18th June 2021

‘The rabbit hole’, an apt and well understood phrase to explain humanities obsession with following abstract tom foolery to the very end of any possible chain of interconnectable absurdities. An invention, as far as the modern more philosophical meaning, of one Doctor Charles Lutwidge Dodgson, as a clever means of lacing together an enticing tale predominantly invented to fascinate and seduce, in the most innocent of ways, the attentions of Miss Alice Liddell for an elongated period of balmy summer afternoons in the vicinity of Christ Church, Oxford.

The metaphor works quite charmingly, as anyone who has studied the vagaries of a bunnies warren can attest, they are illogical, duplicitous, full of dead ends, unnecessary beginnings, circuitous meandering, a maze willfully constructed without the slightest attention to efficiency or geometry. One might suppose that this rather outlandish device reflects Charles’s own inner emotions, as he was obliged to cope with his complex and societally untenable emotions in regard to his secret beloved. Whether such feelings were as innocent as Dodgson professed, or as coarse as later commentators are inclined to suggest remains a mystery unresolved. For myself I favor the concept that poor Charles was painfully smitten by the unattainable, both from morality and his own deeply held religious perspective, and as such simply extended any chance of verbal interaction to the extreme, in a manner that time has proven to be both charming and palatable. There is a vein of evil in all things, sometimes it is simply better not to dissect too deeply.

The current ‘rabbit holes’ seem mainly to concern secrets, hidden agendas, camouflage truths about objects and events, in a word ‘conspiracies’. Subterfuge, particularly on the part of either public officials or cabals tend to vex human kind particularly strongly. The mere hint of a factoid being known and not shared unilaterally seems to inflame certain individuals passions to an extreme of volatility. Such state or factional secrets are perceived by the affronted as attacks upon their freedoms, their rights, their relevance, reducing then in their own minds to second class persons, as untermensch, a strange jump of logic from those so often inclined to espouse fascism, a political system whose precepts require the recognition of an elitist hierarchy.

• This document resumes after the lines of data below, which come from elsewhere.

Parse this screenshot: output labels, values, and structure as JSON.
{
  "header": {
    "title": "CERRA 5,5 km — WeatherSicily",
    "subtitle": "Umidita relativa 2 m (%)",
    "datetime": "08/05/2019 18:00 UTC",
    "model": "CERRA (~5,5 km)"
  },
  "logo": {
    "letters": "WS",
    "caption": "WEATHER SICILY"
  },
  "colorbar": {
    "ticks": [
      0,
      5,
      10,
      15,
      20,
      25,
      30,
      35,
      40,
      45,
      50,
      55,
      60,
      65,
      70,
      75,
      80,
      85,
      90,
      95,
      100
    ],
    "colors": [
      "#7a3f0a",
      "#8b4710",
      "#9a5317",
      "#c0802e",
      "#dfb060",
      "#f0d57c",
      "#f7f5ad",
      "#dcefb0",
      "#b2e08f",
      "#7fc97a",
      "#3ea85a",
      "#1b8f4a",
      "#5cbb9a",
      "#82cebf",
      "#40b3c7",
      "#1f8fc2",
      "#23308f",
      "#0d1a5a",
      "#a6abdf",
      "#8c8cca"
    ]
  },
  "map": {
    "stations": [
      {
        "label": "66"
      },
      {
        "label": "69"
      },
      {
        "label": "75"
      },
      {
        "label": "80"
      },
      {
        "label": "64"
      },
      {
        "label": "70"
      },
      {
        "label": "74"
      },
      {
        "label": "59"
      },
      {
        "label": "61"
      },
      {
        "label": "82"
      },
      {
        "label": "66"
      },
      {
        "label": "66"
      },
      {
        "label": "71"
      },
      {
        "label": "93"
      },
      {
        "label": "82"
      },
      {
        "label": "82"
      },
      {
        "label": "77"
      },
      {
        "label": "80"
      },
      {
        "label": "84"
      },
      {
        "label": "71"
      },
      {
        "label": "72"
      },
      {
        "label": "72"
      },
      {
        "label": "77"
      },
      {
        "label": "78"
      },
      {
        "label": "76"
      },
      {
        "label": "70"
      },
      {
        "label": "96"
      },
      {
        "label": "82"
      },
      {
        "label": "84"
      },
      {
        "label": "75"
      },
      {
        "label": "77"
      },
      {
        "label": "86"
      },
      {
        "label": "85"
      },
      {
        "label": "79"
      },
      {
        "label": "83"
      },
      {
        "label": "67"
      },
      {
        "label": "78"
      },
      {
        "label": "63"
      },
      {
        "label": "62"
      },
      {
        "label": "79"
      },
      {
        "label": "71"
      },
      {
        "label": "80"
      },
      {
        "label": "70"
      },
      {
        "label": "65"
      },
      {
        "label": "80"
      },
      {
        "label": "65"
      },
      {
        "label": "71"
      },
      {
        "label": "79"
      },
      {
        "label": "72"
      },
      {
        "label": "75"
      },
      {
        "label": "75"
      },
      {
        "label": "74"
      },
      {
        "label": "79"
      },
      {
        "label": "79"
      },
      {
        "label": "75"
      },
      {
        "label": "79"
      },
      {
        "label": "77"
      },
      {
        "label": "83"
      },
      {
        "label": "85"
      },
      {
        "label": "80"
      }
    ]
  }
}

Paranoia is a very common human phycological state, one we all fall victim too at various moments in our lives, particularly stressful ones. A well-considered opinion that everyone is against us, watching, talking behind our back, attempting at every opportunity to undermine our standing. Such feelings are easily understood, we are naturally after all victims not predators, so having to carry a constant sense of impending danger is basic to species survival. Having largely overcome other species of predators, our attentions were formally turned inwards towards our true adversaries, our peers. Understanding the debilitating nature of suspicion and mistrust the need for physical confrontation was satisfactorily replaced by purely cognitive measures, sewing uncertainly and self-deprecation heavy upon any and every foe. Subtlety replaced aggressive posturing, casual undercurrents the mayhem of frontal tidal waves, suggestion becoming the currency of control, the switch beating upon the beasts back.

Once the slightest crack of doubt is set within the otherwise pristine facade of the human, more faults will follow, like spiderwebs embracing what was a wholly untarnished target. Rudimentary breaches are cunningly encapsulated in lessons learned from infancy, enabling control initially by parents and   authority figures but by default allowing access to any with the desire and divisiveness   of character to infringe on an individual’s natural font of self-esteem. Users abound in any grouping, ‘tis suggested that up to one in twenty become natural manipulators, but the entire population have that capacity if directly pressed by circumstances.

 The victim, a victim is everyone not a perpetrator, simply retreats into a world without windows, avoiding the necessity to contemplate the judgmental glances cast in their direction. From their now ostracized situation the rabbit hole becomes a welcome alternative to reality, a place to feel accompanied in their prescribed inadequacies, even if by a band of fools.